La présence dans les mythes de deux objets différents (chaudron ou coupe) n’est pas contradictoire puisqu’il faut lors du service religieux un grand récipient et un plus petit avec lequel on peut puiser le liquide sacré (vin, hydromel, sang etc.) contenu dans l’objet le plus grand. Dans la pratique, ces deux objets on été retrouvés ensemble dans une même sépulture, par exemple à Vix, la tombe d’une princesse celte datée d’environ 530 ans av. J.-C. Il s’agit d’un énorme récipient, le cratère, ayant une capacité de plus de 1 000 litres.
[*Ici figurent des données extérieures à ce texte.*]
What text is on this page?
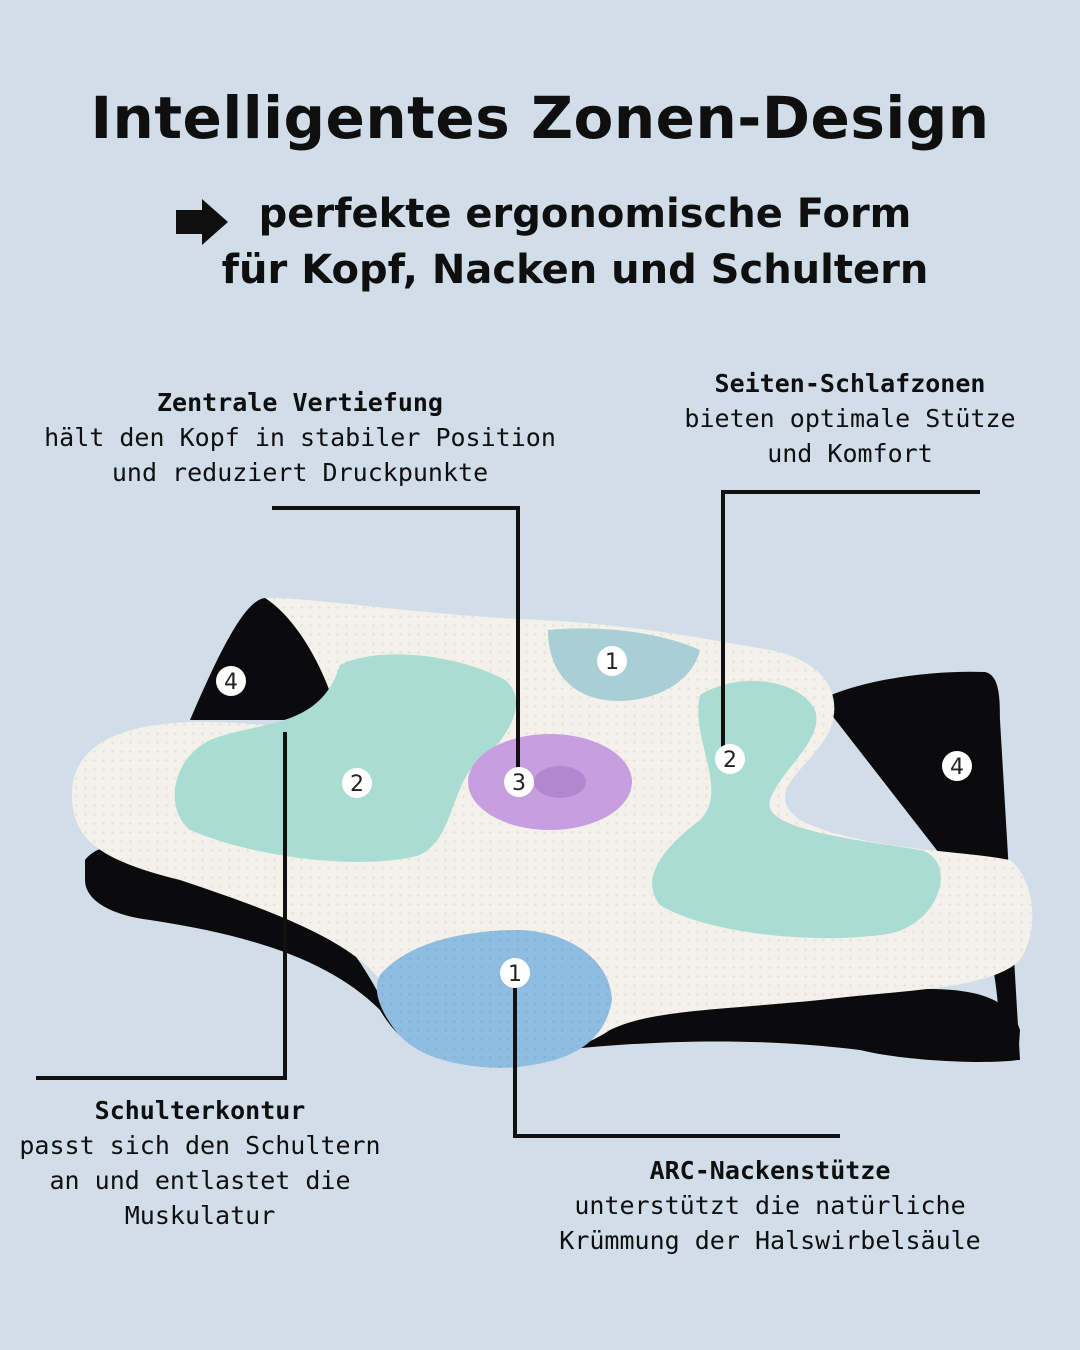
Intelligentes Zonen-Design

perfekte ergonomische Form
für Kopf, Nacken und Schultern

1
2	3
2
4
4
1
Zentrale Vertiefung
hält den Kopf in stabiler Position
und reduziert Druckpunkte
Seiten-Schlafzonen
bieten optimale Stütze
und Komfort
Schulterkontur
passt sich den Schultern
an und entlastet die
Muskulatur
ARC-Nackenstütze
unterstützt die natürliche
Krümmung der Halswirbelsäule
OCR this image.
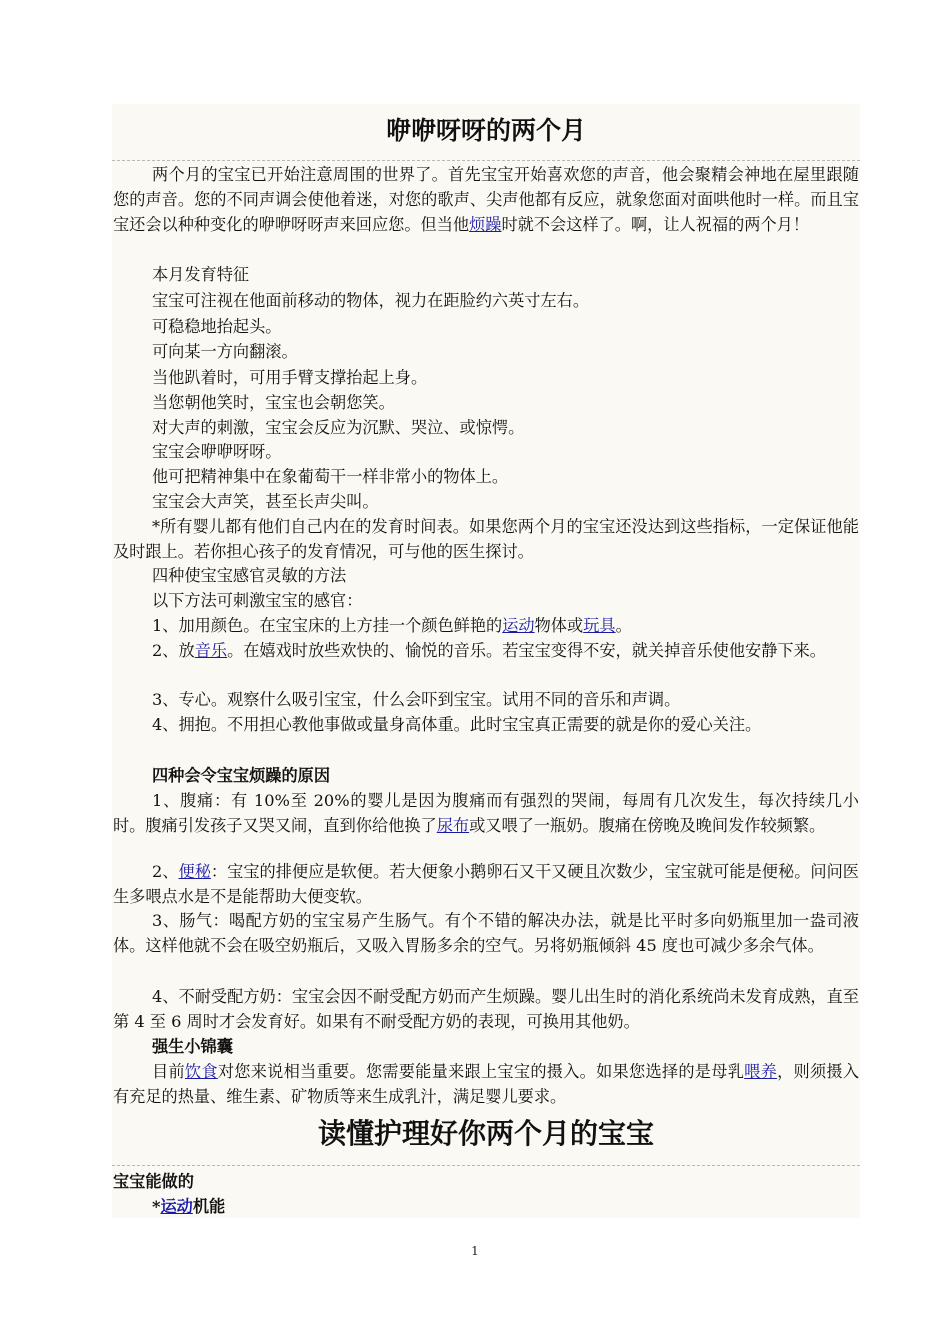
咿咿呀呀的两个月

两个月的宝宝已开始注意周围的世界了。首先宝宝开始喜欢您的声音，他会聚精会神地在屋里跟随您的声音。您的不同声调会使他着迷，对您的歌声、尖声他都有反应，就象您面对面哄他时一样。而且宝宝还会以种种变化的咿咿呀呀声来回应您。但当他烦躁时就不会这样了。啊，让人祝福的两个月！

本月发育特征

宝宝可注视在他面前移动的物体，视力在距脸约六英寸左右。

可稳稳地抬起头。

可向某一方向翻滚。

当他趴着时，可用手臂支撑抬起上身。

当您朝他笑时，宝宝也会朝您笑。

对大声的刺激，宝宝会反应为沉默、哭泣、或惊愕。

宝宝会咿咿呀呀。

他可把精神集中在象葡萄干一样非常小的物体上。

宝宝会大声笑，甚至长声尖叫。

*所有婴儿都有他们自己内在的发育时间表。如果您两个月的宝宝还没达到这些指标，一定保证他能及时跟上。若你担心孩子的发育情况，可与他的医生探讨。

四种使宝宝感官灵敏的方法

以下方法可刺激宝宝的感官：

1、加用颜色。在宝宝床的上方挂一个颜色鲜艳的运动物体或玩具。

2、放音乐。在嬉戏时放些欢快的、愉悦的音乐。若宝宝变得不安，就关掉音乐使他安静下来。

3、专心。观察什么吸引宝宝，什么会吓到宝宝。试用不同的音乐和声调。

4、拥抱。不用担心教他事做或量身高体重。此时宝宝真正需要的就是你的爱心关注。

四种会令宝宝烦躁的原因

1、腹痛：有 10%至 20%的婴儿是因为腹痛而有强烈的哭闹，每周有几次发生，每次持续几小时。腹痛引发孩子又哭又闹，直到你给他换了尿布或又喂了一瓶奶。腹痛在傍晚及晚间发作较频繁。

2、便秘：宝宝的排便应是软便。若大便象小鹅卵石又干又硬且次数少，宝宝就可能是便秘。问问医生多喂点水是不是能帮助大便变软。

3、肠气：喝配方奶的宝宝易产生肠气。有个不错的解决办法，就是比平时多向奶瓶里加一盎司液体。这样他就不会在吸空奶瓶后，又吸入胃肠多余的空气。另将奶瓶倾斜 45 度也可减少多余气体。

4、不耐受配方奶：宝宝会因不耐受配方奶而产生烦躁。婴儿出生时的消化系统尚未发育成熟，直至第 4 至 6 周时才会发育好。如果有不耐受配方奶的表现，可换用其他奶。

强生小锦囊

目前饮食对您来说相当重要。您需要能量来跟上宝宝的摄入。如果您选择的是母乳喂养，则须摄入有充足的热量、维生素、矿物质等来生成乳汁，满足婴儿要求。

读懂护理好你两个月的宝宝

宝宝能做的

*运动机能

1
Le Cratère de Vix en bronze utilisé pour contenir le vin, découvert en 1953 dans la tombe de Vix, sépulture d’une princesse celte à Vix (Côte-d’Or), et daté d’environ 530 ans av. J.-C. Il est aujourd’hui conservé et exposé au musée du Pays châtillonnais, à Châtillon-sur-Seine. (Wikimedia Commons).
Auquel il faut rajouter un récipient plus petit retrouvé dans la même tombe, une phiale, bol évasé en argent, d’un diamètre d’environ 25 centimètres, portant en son centre un renflement nommé omphalos, orné d’une feuille d’argent dorée.
La phiale d’argent de la tombe de Vix. monumentum.fr/monument-historique
La présence de cet omphalos sur une coupe sans pied montre bien que cet objet a été utilisé dans un sanctuaire central lors des offices religieux.
LES AUTRES ÉLÉMENTS DU SANCTUAIRE
Le sanctuaire comporte encore d’autres éléments importants. Comme par exemple les armes sacrées (lances, épées, boucliers et casques) qui sont consacrées aux dieux et qu’il est interdit de toucher au commun des mortels. Ces armes sacrées se retrouvent tout au long des épisodes de la Quête du Graal. La lance sur laquelle perlent des gouttes de sang lors du cortège du Graal. Ou encore l’épée magique que Perceval doit d’abord briser puis ressouder pour montrer qu’il est l’élu, ce qui lui permet ensuite de mener à bien sa vengeance.
Représentation sur un trophée d’une enseigne gauloise sur laquelle figure un sanglier, Arc d’Orange. Source : L’Archéologue N°165.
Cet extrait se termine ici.